The Optimistic Progressive
Member of PDA-PARC, Temecula Valley DFA, Moveon.org, the Democratic Party, the ACLU, Sojourners, the Sierra Club and more.
The Post:
Link: http://www.dailykos.com/story/2006/9/19/193532/535
CA-44: Opposing the Bush "Old Deal" Social Contractby Louis Vandenberg
Tue Sep 19, 2006
Greetings, Kossacks. I'm Louis Vandenberg, the Democratic nominee in the CA-44 congressional district (http://www.vandenbergforcongress.com ).
I have been told of several diaries here which referenced me, my district and my opponent, Ken Calvert. One recent diary, by UCRJames (http://ucrjames.dailykos.com ), generated enough buzz to make me curious to check out DailyKos for myself. You could spend all day and all night here. It seems that many do. Some thoughts below the fold. . .
My Republican opponent, Ken Calvert, has been in office since 1992. He's had a pretty easy time of it, since this district has been gerrymandered to favor the Republican Party, producing a twelve and a half point difference in party registration.
But there's more at work in his otherwise vacuous and hopefully soon-to-be-terminated, tenure than just that. Despite the 44th's proximity to Los Angeles (fifty miles east, halfway between LA and Palm Springs), this district is a pretty fair representation of the "What's the Matter with Kansas?" phenomenon. (To be fully accurate, it should be noted that the most recent district redraw ( http://www.vandenbergforcongress.com/... ) did take in a sliver of Orange County, including the lovely city of San Clemente, which is certainly coastal.) The demographic in what is known as the "Inland Empire" is largely working and middle-class, and as Thomas Frank wrote about Kansas, people here also vote against what must reasonably be considered their own interests.
What beguiles the working people of the Inland Empire to vote for Mr. Calvert year after year after year? Rationally they shouldn't, because Mr. Calvert has, in his own very under-the-radar manner, unquestioningly supported the whole failure-is-success Orwellian Bush worldview, which does nothing for them in any practical sense.
Readers here don't require an exhaustive rundown, but basically, if Bush wants it, Calvert--a willing tool--votes for it: the endless Iraq war for a dubious Mullah-driven "democracy" that grows more distant and illusory daily, the injurious Patriot Act, domestic spying, a bankruptcy bill written by credit-card companies, a MediCare bill written by pharmaceutical companies, No Child Left Behind, and so on...
And being a well-paid fully-fledged life member of the Republican puppet show hasn't been enough for Mr. Calvert. According to a front-page above-the-fold story in the Los Angeles Times, Mr. Calvert's earmarks have "enhanced" the value of property he purchased and sold profitably in a suspiciously timely fashion. His emoluments have also been covered on the CBS Evening News, local papers, a variety of websites, blogs and here on DailyKos.
I've lived here in the IE more than two decades, at first merely observing Inland life's rich pageant and then becoming active in the '90's.
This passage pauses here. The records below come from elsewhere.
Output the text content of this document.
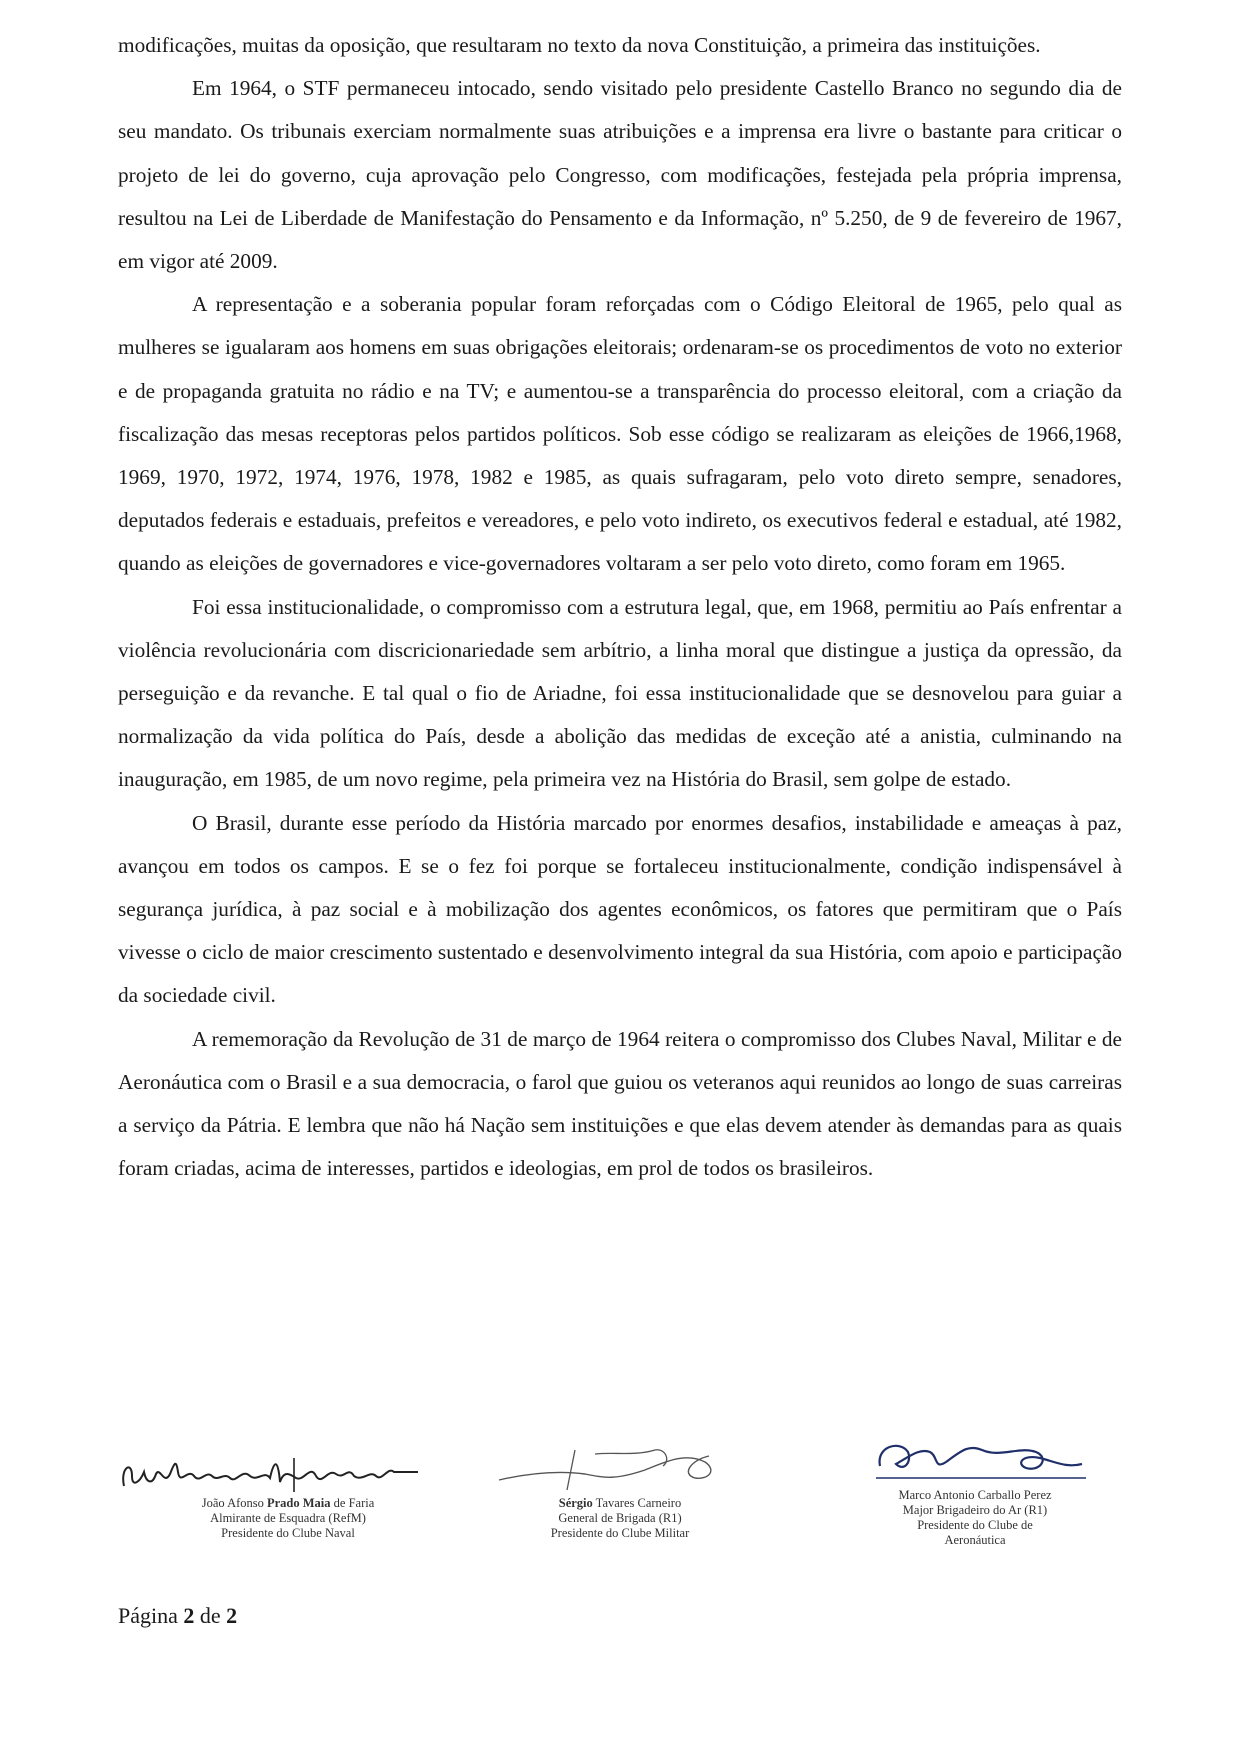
modificações, muitas da oposição, que resultaram no texto da nova Constituição, a primeira das instituições.

Em 1964, o STF permaneceu intocado, sendo visitado pelo presidente Castello Branco no segundo dia de seu mandato. Os tribunais exerciam normalmente suas atribuições e a imprensa era livre o bastante para criticar o projeto de lei do governo, cuja aprovação pelo Congresso, com modificações, festejada pela própria imprensa, resultou na Lei de Liberdade de Manifestação do Pensamento e da Informação, nº 5.250, de 9 de fevereiro de 1967, em vigor até 2009.

A representação e a soberania popular foram reforçadas com o Código Eleitoral de 1965, pelo qual as mulheres se igualaram aos homens em suas obrigações eleitorais; ordenaram-se os procedimentos de voto no exterior e de propaganda gratuita no rádio e na TV; e aumentou-se a transparência do processo eleitoral, com a criação da fiscalização das mesas receptoras pelos partidos políticos. Sob esse código se realizaram as eleições de 1966,1968, 1969, 1970, 1972, 1974, 1976, 1978, 1982 e 1985, as quais sufragaram, pelo voto direto sempre, senadores, deputados federais e estaduais, prefeitos e vereadores, e pelo voto indireto, os executivos federal e estadual, até 1982, quando as eleições de governadores e vice-governadores voltaram a ser pelo voto direto, como foram em 1965.

Foi essa institucionalidade, o compromisso com a estrutura legal, que, em 1968, permitiu ao País enfrentar a violência revolucionária com discricionariedade sem arbítrio, a linha moral que distingue a justiça da opressão, da perseguição e da revanche. E tal qual o fio de Ariadne, foi essa institucionalidade que se desnovelou para guiar a normalização da vida política do País, desde a abolição das medidas de exceção até a anistia, culminando na inauguração, em 1985, de um novo regime, pela primeira vez na História do Brasil, sem golpe de estado.

O Brasil, durante esse período da História marcado por enormes desafios, instabilidade e ameaças à paz, avançou em todos os campos. E se o fez foi porque se fortaleceu institucionalmente, condição indispensável à segurança jurídica, à paz social e à mobilização dos agentes econômicos, os fatores que permitiram que o País vivesse o ciclo de maior crescimento sustentado e desenvolvimento integral da sua História, com apoio e participação da sociedade civil.

A rememoração da Revolução de 31 de março de 1964 reitera o compromisso dos Clubes Naval, Militar e de Aeronáutica com o Brasil e a sua democracia, o farol que guiou os veteranos aqui reunidos ao longo de suas carreiras a serviço da Pátria. E lembra que não há Nação sem instituições e que elas devem atender às demandas para as quais foram criadas, acima de interesses, partidos e ideologias, em prol de todos os brasileiros.

João Afonso Prado Maia de Faria
Almirante de Esquadra (RefM)
Presidente do Clube Naval
Sérgio Tavares Carneiro
General de Brigada (R1)
Presidente do Clube Militar
Marco Antonio Carballo Perez
Major Brigadeiro do Ar (R1)
Presidente do Clube de
Aeronáutica
Página 2 de 2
What I've seen unfold here is part of a larger phenomenon, regionally and nationally. In the state of California, the blue-red/liberal-conservative divide in California used to be north-south; no more. Now, it's coastal-inland. The red in this otherwise blue state is now on the inside.
People who live in the Inland Empire are not idle-rich country club Republican types. Many are former Reagan Democrats who never came home. They work hard and don't have much time to read the newspaper, surf the net, etc. Most of the information they get is received during their long daily commutes.
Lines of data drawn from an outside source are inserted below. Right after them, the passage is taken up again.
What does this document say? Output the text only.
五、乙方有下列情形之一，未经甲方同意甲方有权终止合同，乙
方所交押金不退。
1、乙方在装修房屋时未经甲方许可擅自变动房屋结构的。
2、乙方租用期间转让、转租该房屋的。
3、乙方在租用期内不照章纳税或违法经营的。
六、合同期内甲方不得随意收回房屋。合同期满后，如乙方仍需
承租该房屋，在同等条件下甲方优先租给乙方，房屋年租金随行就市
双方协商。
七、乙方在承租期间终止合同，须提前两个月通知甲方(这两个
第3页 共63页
Commutes? Yes. Many people who live here do so for the cheaper housing. They can live in bigger, better homes than they could ever afford in Orange, Los Angeles or San Diego Counties, but they pay with time spent on the I-15, or 91 and 60 freeways.
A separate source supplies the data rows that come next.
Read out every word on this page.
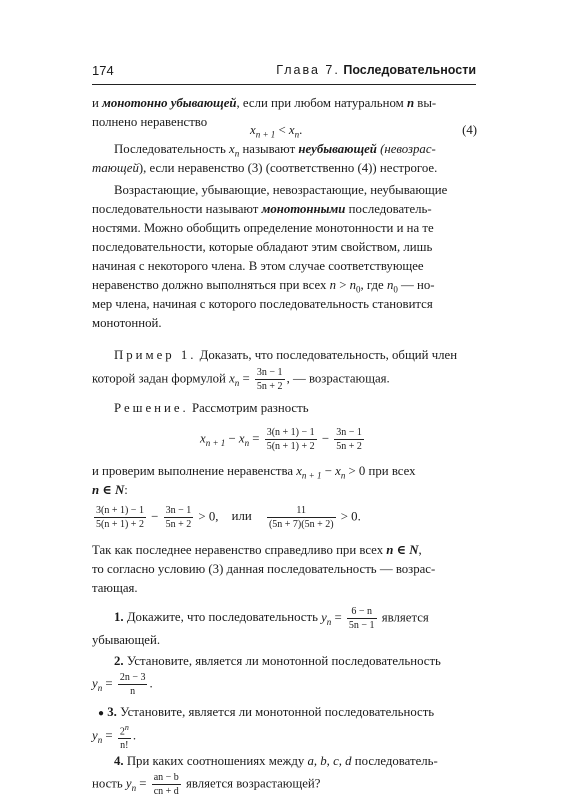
174	Глава 7. Последовательности
и монотонно убывающей, если при любом натуральном n вы-
полнено неравенство
$x_{n + 1} < x_n$.	(4)
Последовательность $x_n$ называют неубывающей (невозрас-
тающей), если неравенство (3) (соответственно (4)) нестрогое.
Возрастающие, убывающие, невозрастающие, неубывающие
последовательности называют монотонными последователь-
ностями. Можно обобщить определение монотонности и на те
последовательности, которые обладают этим свойством, лишь
начиная с некоторого члена. В этом случае соответствующее
неравенство должно выполняться при всех $n > n_0$, где $n_0$ — но-
мер члена, начиная с которого последовательность становится
монотонной.
Пример 1. Доказать, что последовательность, общий член
которой задан формулой $x_n = \frac{3n - 1}{5n + 2}$ , — возрастающая.
Решение. Рассмотрим разность
$x_{n + 1} - x_n = \frac{3(n + 1) - 1}{5(n + 1) + 2} - \frac{3n - 1}{5n + 2}$
и проверим выполнение неравенства $x_{n + 1} - x_n > 0$ при всех
n ∈ N:
$\frac{3(n + 1) - 1}{5(n + 1) + 2} - \frac{3n - 1}{5n + 2} > 0$, или $\frac{11}{(5n + 7)(5n + 2)} > 0$.
Так как последнее неравенство справедливо при всех n ∈ N,
то согласно условию (3) данная последовательность — возрас-
тающая.
1. Докажите, что последовательность $y_n = \frac{6 - n}{5n - 1}$ является
убывающей.
2. Установите, является ли монотонной последовательность
$y_n = \frac{2n - 3}{n}$ .
● 3. Установите, является ли монотонной последовательность
$y_n = \frac{2^n}{n!}$ .
4. При каких соотношениях между a, b, c, d последователь-
ность $y_n = \frac{an - b}{cn + d}$ является возрастающей?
When Ronald Reagan eliminated the broadcast Fairness Doctrine in 1987, these commuters became captive prey for the demagoguery and propaganda of Rush Limbaugh and his ilk, who creating a sub-genre of talk radio that took off to great success beginning in 1988. From then to now, the right wing saturated the popular mind in radio talk shows from coast to coast, hosted by a rogue's gallery of bloviators, pulling huge ratings and creating a mighty wurltizer of disinformation. The gravitational pull they created in the media market caused a tectonic political shift to the right in all media.